Speaking in Phnom Penh at the release of the latest monitoring report by the Prey Lang Community Network, Hoeun Sopheap, a member of the conservation group from Kompong Thom province, said recent patrols found official complicity in illegal logging in the Prey Lang Forest.

“We saw some police officers from Sandan district, commune chiefs and village chiefs participating in cutting trees,” he said.

“We’ve seen timber traders who were police officers, and they used guns to provide protection to the loggers,” he added.

According to the report, which was compiled by the group during patrols from February last year to July this year, 1,519 cases of illegal activity were recorded in the largest lowland evergreen forest remaining in Southeast Asia.

The group came across 157 tree stumps, 68 areas of cleared forest and 39 planks left on site.
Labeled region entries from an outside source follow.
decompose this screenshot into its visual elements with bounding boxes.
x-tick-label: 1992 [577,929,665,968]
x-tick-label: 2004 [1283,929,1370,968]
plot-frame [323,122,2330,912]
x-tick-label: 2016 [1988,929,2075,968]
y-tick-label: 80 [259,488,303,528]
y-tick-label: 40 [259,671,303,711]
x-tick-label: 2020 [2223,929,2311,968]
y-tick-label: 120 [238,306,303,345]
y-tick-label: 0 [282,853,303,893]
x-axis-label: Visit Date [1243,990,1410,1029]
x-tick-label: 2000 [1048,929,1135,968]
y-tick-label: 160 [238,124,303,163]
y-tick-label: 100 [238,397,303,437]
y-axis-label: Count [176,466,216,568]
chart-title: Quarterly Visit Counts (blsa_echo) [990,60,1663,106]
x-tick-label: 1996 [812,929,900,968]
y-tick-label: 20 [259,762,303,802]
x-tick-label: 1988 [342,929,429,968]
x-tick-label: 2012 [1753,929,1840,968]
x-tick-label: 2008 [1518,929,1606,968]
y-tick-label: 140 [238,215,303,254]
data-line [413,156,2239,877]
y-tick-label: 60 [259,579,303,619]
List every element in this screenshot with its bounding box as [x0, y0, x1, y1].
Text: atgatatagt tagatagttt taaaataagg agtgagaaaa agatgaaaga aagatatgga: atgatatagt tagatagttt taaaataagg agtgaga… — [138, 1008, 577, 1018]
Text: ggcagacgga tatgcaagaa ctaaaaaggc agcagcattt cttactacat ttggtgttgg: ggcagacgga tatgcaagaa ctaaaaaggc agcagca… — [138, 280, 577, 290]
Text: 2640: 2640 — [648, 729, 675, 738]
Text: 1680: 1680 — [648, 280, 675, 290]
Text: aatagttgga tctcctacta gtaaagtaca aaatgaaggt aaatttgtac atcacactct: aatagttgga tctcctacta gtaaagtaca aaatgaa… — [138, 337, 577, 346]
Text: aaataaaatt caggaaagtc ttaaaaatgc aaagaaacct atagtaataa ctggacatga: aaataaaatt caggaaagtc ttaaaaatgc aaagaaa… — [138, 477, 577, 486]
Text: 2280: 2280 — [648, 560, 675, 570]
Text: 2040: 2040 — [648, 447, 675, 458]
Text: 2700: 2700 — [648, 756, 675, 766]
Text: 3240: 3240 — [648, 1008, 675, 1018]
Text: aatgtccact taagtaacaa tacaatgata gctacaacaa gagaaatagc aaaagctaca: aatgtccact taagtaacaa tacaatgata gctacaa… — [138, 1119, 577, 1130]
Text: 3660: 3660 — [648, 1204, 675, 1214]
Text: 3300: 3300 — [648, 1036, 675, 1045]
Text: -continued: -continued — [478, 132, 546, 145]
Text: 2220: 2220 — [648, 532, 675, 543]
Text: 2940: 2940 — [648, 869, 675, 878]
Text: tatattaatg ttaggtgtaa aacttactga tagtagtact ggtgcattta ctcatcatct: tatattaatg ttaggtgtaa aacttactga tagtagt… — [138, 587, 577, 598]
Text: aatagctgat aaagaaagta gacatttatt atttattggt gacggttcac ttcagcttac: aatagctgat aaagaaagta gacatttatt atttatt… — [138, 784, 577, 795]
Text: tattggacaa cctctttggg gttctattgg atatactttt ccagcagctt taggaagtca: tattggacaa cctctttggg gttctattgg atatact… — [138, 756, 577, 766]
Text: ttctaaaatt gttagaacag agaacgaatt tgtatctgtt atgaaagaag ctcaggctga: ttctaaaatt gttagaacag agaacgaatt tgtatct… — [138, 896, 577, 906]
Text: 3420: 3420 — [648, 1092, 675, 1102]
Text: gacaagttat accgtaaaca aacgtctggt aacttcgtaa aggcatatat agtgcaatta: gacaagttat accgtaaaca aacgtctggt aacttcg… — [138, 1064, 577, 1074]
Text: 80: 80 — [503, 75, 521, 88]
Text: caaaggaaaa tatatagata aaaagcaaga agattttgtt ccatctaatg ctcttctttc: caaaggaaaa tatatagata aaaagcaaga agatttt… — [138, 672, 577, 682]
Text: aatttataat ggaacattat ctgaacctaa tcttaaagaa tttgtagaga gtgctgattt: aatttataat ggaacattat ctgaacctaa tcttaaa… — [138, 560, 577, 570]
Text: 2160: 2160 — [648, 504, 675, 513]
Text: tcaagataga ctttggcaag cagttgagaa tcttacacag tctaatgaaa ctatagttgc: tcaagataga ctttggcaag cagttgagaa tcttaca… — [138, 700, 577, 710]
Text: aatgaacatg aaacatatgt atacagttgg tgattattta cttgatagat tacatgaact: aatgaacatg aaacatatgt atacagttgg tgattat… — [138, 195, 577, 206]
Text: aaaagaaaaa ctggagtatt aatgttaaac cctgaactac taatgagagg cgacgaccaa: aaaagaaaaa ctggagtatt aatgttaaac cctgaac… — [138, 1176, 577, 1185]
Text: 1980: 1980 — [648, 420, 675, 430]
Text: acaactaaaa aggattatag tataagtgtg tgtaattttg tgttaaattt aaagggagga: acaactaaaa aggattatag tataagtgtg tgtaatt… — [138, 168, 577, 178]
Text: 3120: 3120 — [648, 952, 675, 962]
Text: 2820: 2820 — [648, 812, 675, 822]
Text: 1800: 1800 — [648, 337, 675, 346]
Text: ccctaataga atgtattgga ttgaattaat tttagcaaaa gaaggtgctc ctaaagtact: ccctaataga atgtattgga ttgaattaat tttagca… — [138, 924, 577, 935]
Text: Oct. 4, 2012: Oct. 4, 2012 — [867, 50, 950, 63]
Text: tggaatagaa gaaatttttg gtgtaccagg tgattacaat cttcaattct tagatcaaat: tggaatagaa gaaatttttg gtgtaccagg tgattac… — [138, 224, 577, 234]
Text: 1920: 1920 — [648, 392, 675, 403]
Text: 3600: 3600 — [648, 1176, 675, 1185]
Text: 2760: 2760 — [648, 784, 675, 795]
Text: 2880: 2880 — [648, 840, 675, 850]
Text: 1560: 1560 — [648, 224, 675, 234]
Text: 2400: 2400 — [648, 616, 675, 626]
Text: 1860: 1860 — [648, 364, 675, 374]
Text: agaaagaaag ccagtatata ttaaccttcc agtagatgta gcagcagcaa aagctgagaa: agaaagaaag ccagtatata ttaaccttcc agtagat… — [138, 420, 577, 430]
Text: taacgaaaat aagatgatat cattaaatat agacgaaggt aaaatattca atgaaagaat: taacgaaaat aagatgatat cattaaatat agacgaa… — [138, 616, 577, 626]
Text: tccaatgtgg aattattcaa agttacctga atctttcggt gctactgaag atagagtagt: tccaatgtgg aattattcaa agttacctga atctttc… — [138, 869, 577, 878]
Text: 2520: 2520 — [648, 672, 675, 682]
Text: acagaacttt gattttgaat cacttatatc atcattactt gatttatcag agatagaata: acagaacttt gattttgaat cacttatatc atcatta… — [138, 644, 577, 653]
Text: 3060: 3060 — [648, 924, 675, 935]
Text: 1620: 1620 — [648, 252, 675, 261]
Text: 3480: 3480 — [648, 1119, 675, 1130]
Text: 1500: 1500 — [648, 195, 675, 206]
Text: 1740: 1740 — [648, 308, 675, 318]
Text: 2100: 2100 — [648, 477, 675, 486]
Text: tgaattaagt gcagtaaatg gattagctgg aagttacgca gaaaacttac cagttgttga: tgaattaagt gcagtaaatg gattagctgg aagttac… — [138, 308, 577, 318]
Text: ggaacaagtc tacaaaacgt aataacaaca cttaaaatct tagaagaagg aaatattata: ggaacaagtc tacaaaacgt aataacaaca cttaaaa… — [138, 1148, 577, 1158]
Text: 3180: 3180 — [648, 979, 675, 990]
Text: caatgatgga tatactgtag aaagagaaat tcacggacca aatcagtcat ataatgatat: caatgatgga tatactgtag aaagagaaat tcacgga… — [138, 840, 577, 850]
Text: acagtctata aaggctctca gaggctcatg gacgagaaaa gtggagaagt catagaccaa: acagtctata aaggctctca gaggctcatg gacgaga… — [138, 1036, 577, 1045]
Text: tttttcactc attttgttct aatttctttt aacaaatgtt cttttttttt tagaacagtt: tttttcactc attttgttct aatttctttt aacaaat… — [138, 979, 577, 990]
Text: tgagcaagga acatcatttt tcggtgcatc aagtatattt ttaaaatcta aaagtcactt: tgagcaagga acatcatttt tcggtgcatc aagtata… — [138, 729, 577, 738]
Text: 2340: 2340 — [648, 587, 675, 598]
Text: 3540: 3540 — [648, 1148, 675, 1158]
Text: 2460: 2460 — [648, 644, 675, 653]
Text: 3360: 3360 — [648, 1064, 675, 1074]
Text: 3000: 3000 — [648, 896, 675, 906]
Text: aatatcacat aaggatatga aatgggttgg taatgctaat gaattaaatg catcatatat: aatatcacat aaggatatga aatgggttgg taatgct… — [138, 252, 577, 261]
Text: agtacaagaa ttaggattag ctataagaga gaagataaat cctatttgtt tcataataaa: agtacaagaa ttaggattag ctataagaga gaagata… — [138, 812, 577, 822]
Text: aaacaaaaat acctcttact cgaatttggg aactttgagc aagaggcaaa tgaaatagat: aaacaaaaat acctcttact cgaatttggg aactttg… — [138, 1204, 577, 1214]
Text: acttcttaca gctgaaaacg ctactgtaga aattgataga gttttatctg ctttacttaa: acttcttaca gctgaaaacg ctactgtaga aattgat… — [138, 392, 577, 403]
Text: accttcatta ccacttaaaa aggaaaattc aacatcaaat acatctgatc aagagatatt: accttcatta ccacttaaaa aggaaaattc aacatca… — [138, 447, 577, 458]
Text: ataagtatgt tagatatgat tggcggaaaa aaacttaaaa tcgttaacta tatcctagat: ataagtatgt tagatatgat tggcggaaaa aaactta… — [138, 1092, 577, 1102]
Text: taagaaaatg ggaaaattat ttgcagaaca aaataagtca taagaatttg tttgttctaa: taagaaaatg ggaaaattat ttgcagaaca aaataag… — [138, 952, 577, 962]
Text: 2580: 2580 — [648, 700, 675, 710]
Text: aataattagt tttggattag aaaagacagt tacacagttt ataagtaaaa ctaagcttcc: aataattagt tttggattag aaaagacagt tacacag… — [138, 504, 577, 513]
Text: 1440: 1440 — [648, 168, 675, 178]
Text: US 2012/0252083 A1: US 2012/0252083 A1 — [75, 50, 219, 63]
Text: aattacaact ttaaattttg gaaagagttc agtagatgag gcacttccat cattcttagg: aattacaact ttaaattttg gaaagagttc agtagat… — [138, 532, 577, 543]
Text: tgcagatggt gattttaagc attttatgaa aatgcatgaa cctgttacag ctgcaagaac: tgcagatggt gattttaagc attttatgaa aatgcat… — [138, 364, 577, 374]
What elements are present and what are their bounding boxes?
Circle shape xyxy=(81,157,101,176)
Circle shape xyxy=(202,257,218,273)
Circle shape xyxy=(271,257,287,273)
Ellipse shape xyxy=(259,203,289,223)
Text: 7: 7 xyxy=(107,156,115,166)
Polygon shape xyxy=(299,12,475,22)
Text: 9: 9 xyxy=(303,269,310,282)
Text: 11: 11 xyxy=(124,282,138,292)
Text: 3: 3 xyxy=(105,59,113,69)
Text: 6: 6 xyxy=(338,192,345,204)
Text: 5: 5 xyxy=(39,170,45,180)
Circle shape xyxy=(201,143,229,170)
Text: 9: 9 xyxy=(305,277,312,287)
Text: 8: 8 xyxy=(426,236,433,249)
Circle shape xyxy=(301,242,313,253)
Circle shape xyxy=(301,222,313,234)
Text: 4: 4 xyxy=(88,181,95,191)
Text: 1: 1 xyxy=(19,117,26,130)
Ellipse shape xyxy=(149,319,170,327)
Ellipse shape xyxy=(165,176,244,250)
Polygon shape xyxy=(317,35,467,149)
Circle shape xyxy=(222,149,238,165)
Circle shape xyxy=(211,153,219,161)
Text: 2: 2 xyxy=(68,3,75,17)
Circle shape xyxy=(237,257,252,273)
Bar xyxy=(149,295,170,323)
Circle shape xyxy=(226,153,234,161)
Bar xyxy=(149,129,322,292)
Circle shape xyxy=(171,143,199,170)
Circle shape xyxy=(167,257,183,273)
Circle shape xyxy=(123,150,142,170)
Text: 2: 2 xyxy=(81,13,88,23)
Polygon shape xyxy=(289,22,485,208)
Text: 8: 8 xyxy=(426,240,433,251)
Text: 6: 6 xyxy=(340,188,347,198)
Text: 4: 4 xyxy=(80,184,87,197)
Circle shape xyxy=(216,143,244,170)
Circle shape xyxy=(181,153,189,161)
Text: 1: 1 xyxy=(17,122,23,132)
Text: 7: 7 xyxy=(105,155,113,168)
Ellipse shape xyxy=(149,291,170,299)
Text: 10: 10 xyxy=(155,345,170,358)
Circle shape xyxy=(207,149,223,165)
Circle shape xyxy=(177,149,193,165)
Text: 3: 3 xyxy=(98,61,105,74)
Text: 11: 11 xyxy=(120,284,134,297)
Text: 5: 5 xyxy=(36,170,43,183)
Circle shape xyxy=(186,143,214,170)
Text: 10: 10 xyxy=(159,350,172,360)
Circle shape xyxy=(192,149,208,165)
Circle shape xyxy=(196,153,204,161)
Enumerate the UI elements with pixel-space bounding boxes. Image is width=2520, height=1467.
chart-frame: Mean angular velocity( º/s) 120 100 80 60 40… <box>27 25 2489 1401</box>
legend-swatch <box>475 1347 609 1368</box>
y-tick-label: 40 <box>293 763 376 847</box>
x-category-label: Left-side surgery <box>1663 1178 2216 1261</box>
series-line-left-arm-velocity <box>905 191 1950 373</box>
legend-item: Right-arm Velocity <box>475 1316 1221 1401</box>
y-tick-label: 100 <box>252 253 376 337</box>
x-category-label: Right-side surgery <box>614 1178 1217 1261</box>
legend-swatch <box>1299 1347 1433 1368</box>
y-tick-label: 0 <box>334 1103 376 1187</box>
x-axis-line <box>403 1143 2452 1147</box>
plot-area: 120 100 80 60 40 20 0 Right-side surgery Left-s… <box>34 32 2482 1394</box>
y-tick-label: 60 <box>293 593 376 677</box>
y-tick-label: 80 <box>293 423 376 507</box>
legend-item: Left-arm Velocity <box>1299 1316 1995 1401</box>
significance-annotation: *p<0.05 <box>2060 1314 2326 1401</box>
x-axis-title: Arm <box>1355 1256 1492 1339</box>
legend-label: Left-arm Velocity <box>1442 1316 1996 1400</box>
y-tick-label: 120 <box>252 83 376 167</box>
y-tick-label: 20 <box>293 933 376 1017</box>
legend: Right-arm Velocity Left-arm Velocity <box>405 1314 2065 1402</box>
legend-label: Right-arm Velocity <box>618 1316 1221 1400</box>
The number of cleared areas increased by 14 percent, the report says.

At the report’s launch, Mr. Sopheap said a patrol just this month saw two men dressed in police uniforms transporting wood through Prey Lang.

“We stopped the two police officers and confiscated one chainsaw while they were driving a motorbike in an attempt to escape,” he said.

Despite the launch of a new government task force in January to tackle illegal logging across the country, Ek Sovanna, a Prey Lang Community Network member in Kratie province, said he believed illegal logging was, in fact, increasing in his area and that loggers always knew in advance when military police officers were going to patrol.

“The national illegal logging task force is not effective,” he said. “We’ve never seen the military police stopping any trucks or arresting any loggers in Prey Lang.”

In September, National Military Police spokesman Eng Hy claimed that not a single tree had been illegally cut down since the anti-logging task force began its work.

Noun Kimnit, Sandan district police chief, said he had no idea whether his officials were colluding with illegal loggers.

“They’ve never told me about any cases,” he said, adding that he had informed them to “stay away” from such activities.

Mr. Kimnit said he was not responsible for anyone beneath him engaging in illegal activities.

“These are individuals’ cases,” he said. “I should let the courts handle the cases.”